Dans les provinces ravagées du Nord-Kivu et du Sud-Kivu, où les populations civiles subissent depuis plus de deux ans les conséquences d’un conflit d’une brutalité rare, la quête de vérité progresse à pas comptés. La visite à Kinshasa de Mme Marlene Urscheler, cheffe de la mission d’établissement des faits du Haut-Commissariat des Nations unies aux droits de l’homme, marque une étape délicate mais décisive dans le processus d’investigation lancé par le Conseil des droits de l’homme en février dernier. À défaut de pouvoir accéder pour l’instant aux zones directement touchées, les enquêteurs entendent recueillir les témoignages des victimes en exil ou déplacées, afin de documenter les crimes commis. Entre attentes immenses et fragilité du contexte sécuritaire, le rapport prévu en septembre prochain portera les espoirs d’une justice internationale souvent annoncée, rarement concrétisée.
Alors que les violences perdurent dans les provinces du Nord-Kivu et du Sud-Kivu, en République démocratique du Congo (RDC), la communauté internationale s’active pour documenter les exactions commises depuis plus de deux ans. Mercredi 21 mai, le ministre de la Communication et Médias, et porte-parole du gouvernement congolais, Patrick Muyaya, a reçu en audience à Kinshasa Mme Marlene Urscheler, coordinatrice de la Mission d’établissement des faits du Haut-Commissariat des Nations unies aux droits de l’homme (HCDH).
Cette mission, mise en place dans le cadre de la résolution A/HRC/RES/S-37/1 adoptée le 7 février 2025 lors d’une session extraordinaire du Conseil des droits de l’homme, a pour mandat d’enquêter sur les violations des droits humains commises dans l’Est de la RDC, sur une période couvrant les faits survenus entre janvier 2022 et la date de présentation du rapport. Ce dernier est attendu en septembre prochain à Genève.
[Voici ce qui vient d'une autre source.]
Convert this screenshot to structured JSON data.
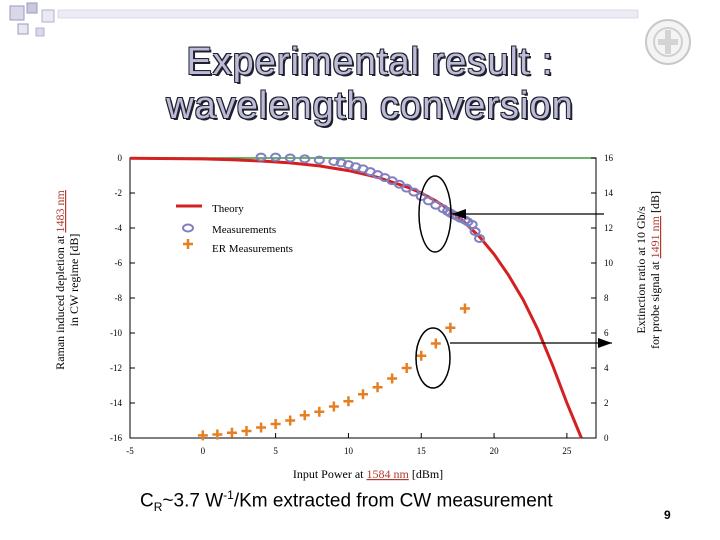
{
  "slide": {
    "title_line1": "Experimental result :",
    "title_line2": "wavelength conversion",
    "formula_prefix": "C",
    "formula_sub": "R",
    "formula_mid": "~3.7  W",
    "formula_sup": "-1",
    "formula_suffix": "/Km extracted from CW measurement",
    "page_number": "9"
  },
  "chart_data": {
    "type": "scatter",
    "x_label_pre": "Input Power at ",
    "x_label_link": "1584 nm",
    "x_label_post": " [dBm]",
    "y_left_label_line1_pre": "Raman induced depletion at ",
    "y_left_label_line1_link": "1483 nm",
    "y_left_label_line2": "in CW regime [dB]",
    "y_right_label_line1": "Extinction ratio at 10 Gb/s",
    "y_right_label_line2_pre": "for probe signal  at ",
    "y_right_label_line2_link": "1491 nm",
    "y_right_label_line2_post": " [dB]",
    "xlim": [
      -5,
      27
    ],
    "ylim_left": [
      -16,
      0
    ],
    "ylim_right": [
      0,
      16
    ],
    "x_ticks": [
      -5,
      0,
      5,
      10,
      15,
      20,
      25
    ],
    "y_left_ticks": [
      0,
      -2,
      -4,
      -6,
      -8,
      -10,
      -12,
      -14,
      -16
    ],
    "y_right_ticks": [
      16,
      14,
      12,
      10,
      8,
      6,
      4,
      2,
      0
    ],
    "legend": [
      "Theory",
      "Measurements",
      "ER Measurements"
    ],
    "legend_position": "upper-left",
    "colors": {
      "theory": "#d42020",
      "measurements": "#8080c0",
      "er": "#e67e22"
    },
    "series": [
      {
        "name": "Theory",
        "axis": "left",
        "x": [
          -5,
          0,
          2,
          4,
          6,
          8,
          10,
          12,
          14,
          15,
          16,
          17,
          18,
          19,
          20,
          21,
          22,
          23,
          24,
          25,
          26
        ],
        "y": [
          -0.02,
          -0.05,
          -0.1,
          -0.17,
          -0.28,
          -0.45,
          -0.72,
          -1.1,
          -1.65,
          -2.0,
          -2.45,
          -3.0,
          -3.7,
          -4.5,
          -5.5,
          -6.7,
          -8.1,
          -9.8,
          -11.8,
          -14.0,
          -16.0
        ]
      },
      {
        "name": "Measurements",
        "axis": "left",
        "x": [
          4,
          5,
          6,
          7,
          8,
          9,
          9.5,
          10,
          10.5,
          11,
          11.5,
          12,
          12.5,
          13,
          13.5,
          14,
          14.5,
          15,
          15.5,
          16,
          16.5,
          16.8,
          17,
          17.2,
          17.5,
          17.7,
          18,
          18.2,
          18.5,
          18.7,
          19
        ],
        "y": [
          0.05,
          0.05,
          0.0,
          -0.05,
          -0.12,
          -0.2,
          -0.28,
          -0.38,
          -0.5,
          -0.62,
          -0.78,
          -0.95,
          -1.12,
          -1.3,
          -1.5,
          -1.72,
          -1.95,
          -2.2,
          -2.45,
          -2.7,
          -2.9,
          -3.05,
          -3.15,
          -3.25,
          -3.35,
          -3.45,
          -3.55,
          -3.65,
          -3.8,
          -4.2,
          -4.6
        ]
      },
      {
        "name": "ER Measurements",
        "axis": "right",
        "x": [
          0,
          1,
          2,
          3,
          4,
          5,
          6,
          7,
          8,
          9,
          10,
          11,
          12,
          13,
          14,
          15,
          16,
          17,
          18
        ],
        "y": [
          0.15,
          0.2,
          0.3,
          0.4,
          0.6,
          0.8,
          1.0,
          1.3,
          1.5,
          1.8,
          2.1,
          2.5,
          2.9,
          3.4,
          4.0,
          4.7,
          5.4,
          6.3,
          7.4
        ]
      }
    ]
  }
}
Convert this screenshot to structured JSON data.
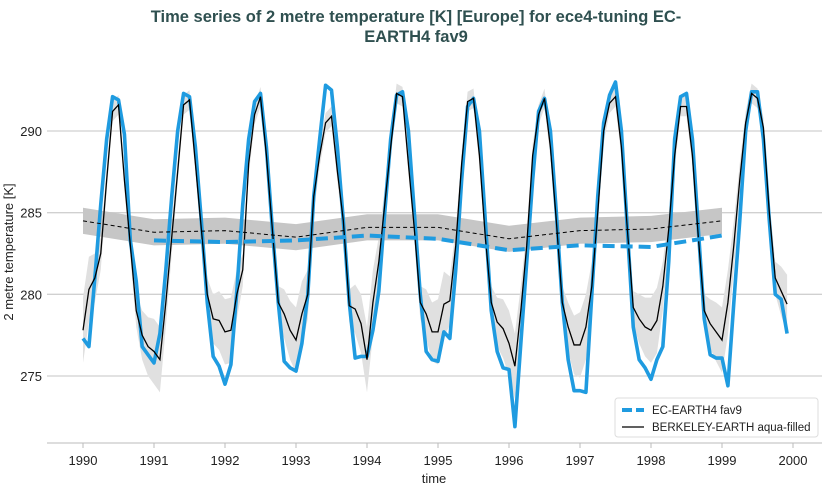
{
  "chart_data": {
    "type": "line",
    "title_line1": "Time series of 2 metre temperature [K] [Europe] for ece4-tuning EC-",
    "title_line2": "EARTH4 fav9",
    "xlabel": "time",
    "ylabel": "2 metre temperature [K]",
    "xlim": [
      1989.5,
      2000.4
    ],
    "ylim": [
      270.9,
      294.2
    ],
    "xticks": [
      "1990",
      "1991",
      "1992",
      "1993",
      "1994",
      "1995",
      "1996",
      "1997",
      "1998",
      "1999",
      "2000"
    ],
    "yticks": [
      "275",
      "280",
      "285",
      "290"
    ],
    "grid": "horizontal",
    "legend_position": "lower-right",
    "colors": {
      "model": "#1f9be0",
      "obs": "#000000",
      "obs_band": "#e0e0e0",
      "runmean_band": "#c6c6c6",
      "title": "#2f5050"
    },
    "monthly_start_year": 1990,
    "series": [
      {
        "name": "EC-EARTH4 fav9",
        "style": "thick-solid-blue",
        "values": [
          277.3,
          276.8,
          281.0,
          285.5,
          289.5,
          292.1,
          291.9,
          289.8,
          283.3,
          280.8,
          276.8,
          276.3,
          275.8,
          277.6,
          281.5,
          286.0,
          290.0,
          292.3,
          292.1,
          289.0,
          284.5,
          279.5,
          276.2,
          275.6,
          274.5,
          275.7,
          280.2,
          285.5,
          289.5,
          291.8,
          292.3,
          289.0,
          284.0,
          279.5,
          275.9,
          275.5,
          275.3,
          277.0,
          280.0,
          286.0,
          289.5,
          292.8,
          292.5,
          289.0,
          284.5,
          279.5,
          276.1,
          276.2,
          276.2,
          277.8,
          280.2,
          285.0,
          289.5,
          292.2,
          292.4,
          290.0,
          285.0,
          280.0,
          276.5,
          276.0,
          275.9,
          277.7,
          277.3,
          281.5,
          287.0,
          291.5,
          292.0,
          290.0,
          284.5,
          279.0,
          276.5,
          275.5,
          275.4,
          271.9,
          277.0,
          282.0,
          287.0,
          291.2,
          292.0,
          290.0,
          285.0,
          279.5,
          276.0,
          274.1,
          274.1,
          274.0,
          280.0,
          286.0,
          290.5,
          292.2,
          293.0,
          290.0,
          284.0,
          278.0,
          276.0,
          275.5,
          274.8,
          276.0,
          276.8,
          282.0,
          289.5,
          292.1,
          292.3,
          289.5,
          284.0,
          278.5,
          276.3,
          276.1,
          276.1,
          274.4,
          279.5,
          284.5,
          290.0,
          292.4,
          292.4,
          289.5,
          284.5,
          280.0,
          279.7,
          277.6
        ]
      },
      {
        "name": "BERKELEY-EARTH aqua-filled",
        "style": "thin-solid-black",
        "values": [
          277.8,
          280.3,
          281.0,
          282.5,
          287.0,
          291.2,
          291.6,
          287.0,
          283.0,
          279.0,
          277.5,
          276.8,
          276.5,
          276.0,
          279.5,
          283.5,
          287.5,
          291.6,
          291.9,
          288.0,
          284.0,
          280.0,
          278.5,
          278.4,
          277.7,
          277.8,
          280.0,
          281.5,
          288.0,
          291.0,
          292.1,
          288.5,
          284.0,
          279.5,
          278.8,
          277.8,
          277.2,
          278.8,
          280.0,
          286.0,
          288.5,
          290.5,
          290.9,
          287.5,
          284.5,
          279.3,
          279.1,
          278.2,
          276.0,
          279.5,
          282.0,
          285.5,
          289.0,
          292.3,
          292.1,
          288.0,
          284.0,
          279.5,
          278.8,
          277.7,
          277.7,
          279.4,
          279.6,
          283.0,
          288.0,
          291.8,
          292.0,
          288.5,
          283.5,
          279.5,
          278.3,
          277.9,
          277.0,
          275.6,
          279.0,
          283.0,
          288.5,
          291.0,
          292.0,
          289.0,
          284.5,
          279.5,
          278.0,
          276.9,
          276.9,
          278.0,
          280.5,
          285.0,
          290.0,
          291.7,
          292.1,
          289.0,
          284.0,
          279.2,
          278.5,
          278.0,
          277.8,
          278.4,
          280.5,
          284.0,
          288.5,
          291.5,
          291.5,
          288.5,
          283.5,
          279.0,
          278.2,
          277.7,
          277.2,
          279.5,
          283.0,
          287.0,
          290.5,
          292.3,
          292.0,
          290.2,
          285.0,
          281.0,
          280.2,
          279.4
        ]
      }
    ],
    "obs_band_halfwidth_by_month": [
      2.0,
      2.0,
      1.5,
      1.0,
      0.7,
      0.6,
      0.6,
      0.6,
      0.7,
      1.0,
      1.5,
      1.8
    ],
    "running_mean": {
      "model": {
        "x": [
          1991,
          1992,
          1993,
          1994,
          1995,
          1996,
          1997,
          1998,
          1999
        ],
        "y": [
          283.3,
          283.2,
          283.3,
          283.6,
          283.4,
          282.7,
          283.0,
          282.9,
          283.6
        ]
      },
      "obs": {
        "x": [
          1990,
          1991,
          1992,
          1993,
          1994,
          1995,
          1996,
          1997,
          1998,
          1999
        ],
        "y": [
          284.5,
          283.8,
          283.9,
          283.5,
          284.1,
          284.1,
          283.4,
          283.9,
          284.0,
          284.5
        ]
      },
      "obs_band_halfwidth": 0.8
    }
  }
}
« Une approche impartiale »
À l’issue de l’échange, Mme Urscheler a livré les grandes lignes du travail en cours : « Nous avons justement échangé sur les Kivu. Nous avons dialogué sur cette crise, sur la situation à l’Est du pays. Nous allons nous concentrer sur les derniers mois, mais bien sûr, il y a beaucoup d’autres éléments qu’il faut également prendre en compte », a-t-elle déclaré, soulignant l’ampleur de la tâche.
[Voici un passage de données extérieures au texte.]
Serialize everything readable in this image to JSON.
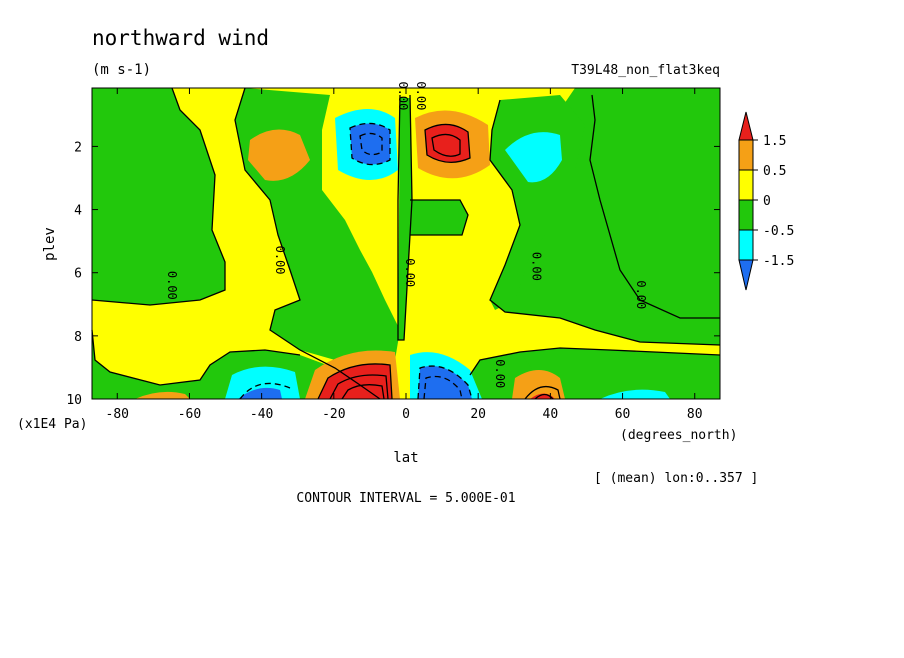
{
  "chart_data": {
    "type": "heatmap",
    "title": "northward wind",
    "units": "(m s-1)",
    "experiment": "T39L48_non_flat3keq",
    "xlabel": "lat",
    "x_units": "(degrees_north)",
    "ylabel": "plev",
    "y_units": "(x1E4 Pa)",
    "xlim": [
      -87,
      87
    ],
    "ylim": [
      0.15,
      10
    ],
    "y_inverted": true,
    "x_ticks": [
      -80,
      -60,
      -40,
      -20,
      0,
      20,
      40,
      60,
      80
    ],
    "x_tick_labels": [
      "-80",
      "-60",
      "-40",
      "-20",
      "0",
      "20",
      "40",
      "60",
      "80"
    ],
    "y_ticks": [
      2,
      4,
      6,
      8,
      10
    ],
    "y_tick_labels": [
      "2",
      "4",
      "6",
      "8",
      "10"
    ],
    "mean_note": "[ (mean) lon:0..357 ]",
    "contour_interval_text": "CONTOUR INTERVAL = 5.000E-01",
    "zero_contour_label": "0.00",
    "colorbar": {
      "levels": [
        -1.5,
        -0.5,
        0,
        0.5,
        1.5
      ],
      "labels": [
        "1.5",
        "0.5",
        "0",
        "-0.5",
        "-1.5"
      ],
      "colors": [
        "#e8201c",
        "#f5a016",
        "#ffff00",
        "#22c80c",
        "#00ffff",
        "#1e6ef0"
      ]
    },
    "fill_regions": [
      {
        "sign": "positive",
        "band": "0 to 0.5",
        "color": "#ffff00",
        "desc": "background westerly-side band"
      },
      {
        "sign": "negative",
        "band": "-0.5 to 0",
        "color": "#22c80c"
      },
      {
        "sign": "positive",
        "center": [
          -10,
          9.7
        ],
        "max": 2.0,
        "color": "#e8201c"
      },
      {
        "sign": "negative",
        "center": [
          10,
          9.7
        ],
        "min": -2.0,
        "color": "#1e6ef0"
      },
      {
        "sign": "negative",
        "center": [
          -9,
          2.0
        ],
        "min": -1.5,
        "color": "#1e6ef0"
      },
      {
        "sign": "positive",
        "center": [
          10,
          2.0
        ],
        "max": 1.5,
        "color": "#e8201c"
      },
      {
        "sign": "positive",
        "center": [
          -42,
          2.2
        ],
        "max": 0.8,
        "color": "#f5a016"
      },
      {
        "sign": "negative",
        "center": [
          37,
          2.4
        ],
        "min": -0.8,
        "color": "#00ffff"
      },
      {
        "sign": "negative",
        "center": [
          -40,
          9.6
        ],
        "min": -1.0,
        "color": "#00ffff"
      },
      {
        "sign": "positive",
        "center": [
          38,
          9.6
        ],
        "max": 1.0,
        "color": "#f5a016"
      }
    ]
  }
}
La responsable onusienne a précisé que les investigations étaient menées « de manière impartiale » et qu’elles visaient à établir les faits en toute indépendance : « Le rapport sera présenté en septembre prochain devant le Conseil des droits de l’homme », a-t-elle ajouté, sans se prononcer à ce stade sur les responsabilités engagées.
« Une véritable justice pour les victimes »
Pour sa part, le ministre Patrick Muyaya a rappelé l’attachement du gouvernement congolais à la lutte contre l’impunité et à l’accès à la justice pour toutes les victimes. « Il est impératif que chaque Congolais ayant subi des violations puisse bénéficier d’une véritable justice », a-t-il affirmé à l’issue de la rencontre, marquant la volonté de Kinshasa de coopérer avec les instances internationales dans le traitement de cette crise humanitaire et sécuritaire.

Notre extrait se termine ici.